On 6/11/21 7:09 PM, olcott wrote:
> On 6/11/2021 5:59 PM, Richard Damon wrote:
>> On 6/11/21 6:17 PM, olcott wrote:
>>> On 6/11/2021 4:38 PM, Richard Damon wrote:
>>>> On 6/11/21 5:07 PM, olcott wrote:
>>>>> On 6/11/2021 3:57 PM, Richard Damon wrote:
>>>>>>
>>>>>> And I have NEVER said it didn't. When you quote the RULE, I object
>>>>>> to it
>>>>>> as the rule can be wrong for cases like H_Hat, but a wrong rule
>>>>>> can get
>>>>>> some cases right.
>>>>> So you agree with this:
>>>>> When-so-ever an input demonstrates an infinitely repeating pattern and
>>>>> this repeating pattern is caused by an infinite loop or infinite
>>>>> recursion then the simulating halt decider can stop simulating its
>>>>> input
>>>>> and report that this input does not halt.
>>>>>
>>>>
>>>> If it si TRUELY an infinitely repeating pattern with no possible break,
>>>> then the decider can stop the simulation and report not-halitng.
>>>>
>>>> Note, if it sees a decider in the loop, then it needs to allow for the
>>>> action of the decider. This is where you fail for H_Hat.
>>>>
>>>
>>> We can artificially contrive an undecidable problem depending on how we
>>> frame the problem or we can remove this artificial contrivance.
>>
>> But the Halting Problme isn't 'artificially contrived', and as such
>> there is no artifical contrivances that can be removed. It has
>> legitimate applicability in mathematical theory which needs it exactly
>> as stated.
>>
>> As I have said before, you are perfectly free to define you own version
>> of the halting problem with a different definition as long as you make
>> it clear that this is what you are doing. The one thing that this will
>> mean is that you alternate problem won't matter to all those other
>> proofs that derive themselves from the proof of the halting problem's
>> impossibility.
>>
>>>
>>> It is self-evident that any computation that will never halt unless its
>>> simulation is aborted is merely a computationally equivalent way to
>>> define that a computation does not halt.
>>
>> But ONLY with the right definition.

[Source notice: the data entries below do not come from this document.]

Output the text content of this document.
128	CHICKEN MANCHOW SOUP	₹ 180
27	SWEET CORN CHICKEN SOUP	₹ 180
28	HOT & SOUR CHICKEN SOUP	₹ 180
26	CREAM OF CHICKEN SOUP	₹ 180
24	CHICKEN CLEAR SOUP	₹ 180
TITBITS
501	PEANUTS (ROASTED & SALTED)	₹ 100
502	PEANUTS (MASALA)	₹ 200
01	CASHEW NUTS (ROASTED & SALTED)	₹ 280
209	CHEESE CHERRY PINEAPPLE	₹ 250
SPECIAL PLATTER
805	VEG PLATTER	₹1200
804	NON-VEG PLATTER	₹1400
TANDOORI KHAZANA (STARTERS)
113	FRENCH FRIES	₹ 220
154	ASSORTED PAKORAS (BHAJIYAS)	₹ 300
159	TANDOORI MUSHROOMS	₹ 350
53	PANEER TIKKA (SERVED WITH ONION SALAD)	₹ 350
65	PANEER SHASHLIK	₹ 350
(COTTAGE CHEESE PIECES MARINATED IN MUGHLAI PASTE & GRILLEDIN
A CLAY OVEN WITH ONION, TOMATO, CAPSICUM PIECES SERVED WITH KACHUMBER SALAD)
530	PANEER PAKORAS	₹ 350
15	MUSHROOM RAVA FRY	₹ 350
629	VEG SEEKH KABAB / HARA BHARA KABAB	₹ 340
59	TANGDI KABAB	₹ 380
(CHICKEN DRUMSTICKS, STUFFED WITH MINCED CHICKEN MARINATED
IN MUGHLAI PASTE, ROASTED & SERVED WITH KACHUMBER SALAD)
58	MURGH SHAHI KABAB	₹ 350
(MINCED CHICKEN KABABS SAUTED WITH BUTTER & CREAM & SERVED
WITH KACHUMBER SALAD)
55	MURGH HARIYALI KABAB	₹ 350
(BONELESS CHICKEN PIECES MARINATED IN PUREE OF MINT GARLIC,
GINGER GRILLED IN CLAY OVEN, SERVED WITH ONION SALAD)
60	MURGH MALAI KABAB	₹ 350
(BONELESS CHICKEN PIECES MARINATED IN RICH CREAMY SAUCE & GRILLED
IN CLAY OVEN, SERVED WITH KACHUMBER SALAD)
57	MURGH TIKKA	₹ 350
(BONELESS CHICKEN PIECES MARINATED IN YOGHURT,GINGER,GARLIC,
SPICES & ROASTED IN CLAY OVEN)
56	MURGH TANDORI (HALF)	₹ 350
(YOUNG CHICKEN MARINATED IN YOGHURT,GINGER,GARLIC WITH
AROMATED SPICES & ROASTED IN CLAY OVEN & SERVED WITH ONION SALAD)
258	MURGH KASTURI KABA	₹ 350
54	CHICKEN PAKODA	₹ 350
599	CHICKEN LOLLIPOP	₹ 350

The key difference between that and
>> the one you use is the right definition say that it must be the instance
>> of the decider that is making the actual decision that must stop the
>> simulation, it doesn't count if it is another copy that must.
>>
>>>
>>> We know this on the basis that a UTM simulation of a TM description ⟨P⟩
>>> that does not halt logically entails that the TM P does not halt.
>>
>> Right. And your interpretation where even if the input as given will
>> halt when given to a UTM but if the input is modified to have copies of
>> the decider replaced with a UTM and THAT makes it not halt, it is
>> correct to call it non-halting is wrong.
>>
>> The rule is that H(P,I) should return Halting if, and only if UTM(P,I)
>> is a Halting Computation which by the definition of a UTM is if and only
>> if P(I) is a Halting Computation which is exactly the defintion.
>>>
>>> A simulating halt decider applies this computationally equivalent
>>> definition of non-halting does correctly decide that both the
>>> pseudo-code
>>>
>>> procedure compute_g(i):
>>>    if f(i, i) == 0 then
>>>      return 0
>>>    else
>>>      loop forever    // (Wikipedia:Halting Problem)
>>>
>>> and the Linz Ĥ
>>>
>>> Ĥ.q0 wM ⊢* Ĥ.qx wM wM ⊢* Ĥ.qy ∞
>>> if M applied to wM halts, and
>>>
>>> Ĥ.q0 wM ⊢* Ĥ.qx wM wM ⊢* Ĥ.qn
>>> if M applied to wM does not halt
>>>
>>> counter-examples are merely computations that do not halt on their
>>> input.
>>>
>>
>> Right, and since for your H it has been shown that it will answer
>> non-Halting for this input and H^ will then Halt that H gave the wrong
>> answer when feed the description of this machine.
>>
>
> This is the key part that you have persistently ignored:
>
> There is no case where the simulation of the input to H(P, P) would ever
> halt unless this simulation is aborted.
>

But that doesn't matter. Even you just above agreed that the right
answer that H needs to produce is will UTM(P, P) halt or not, and for
your H the H^ based on it DOES, so the right answer is Halting, even
though H says non-Halting.

The key is H halted the simulation, but it turns out that in that
particular case it really didn't need to because H^ will halt because
the H inside it will stop the potential infinite recursion and let H^
come to a Halt. The fact that H made the mistake of deciding that H^ was
non-Halting allows H^ to BE Halting.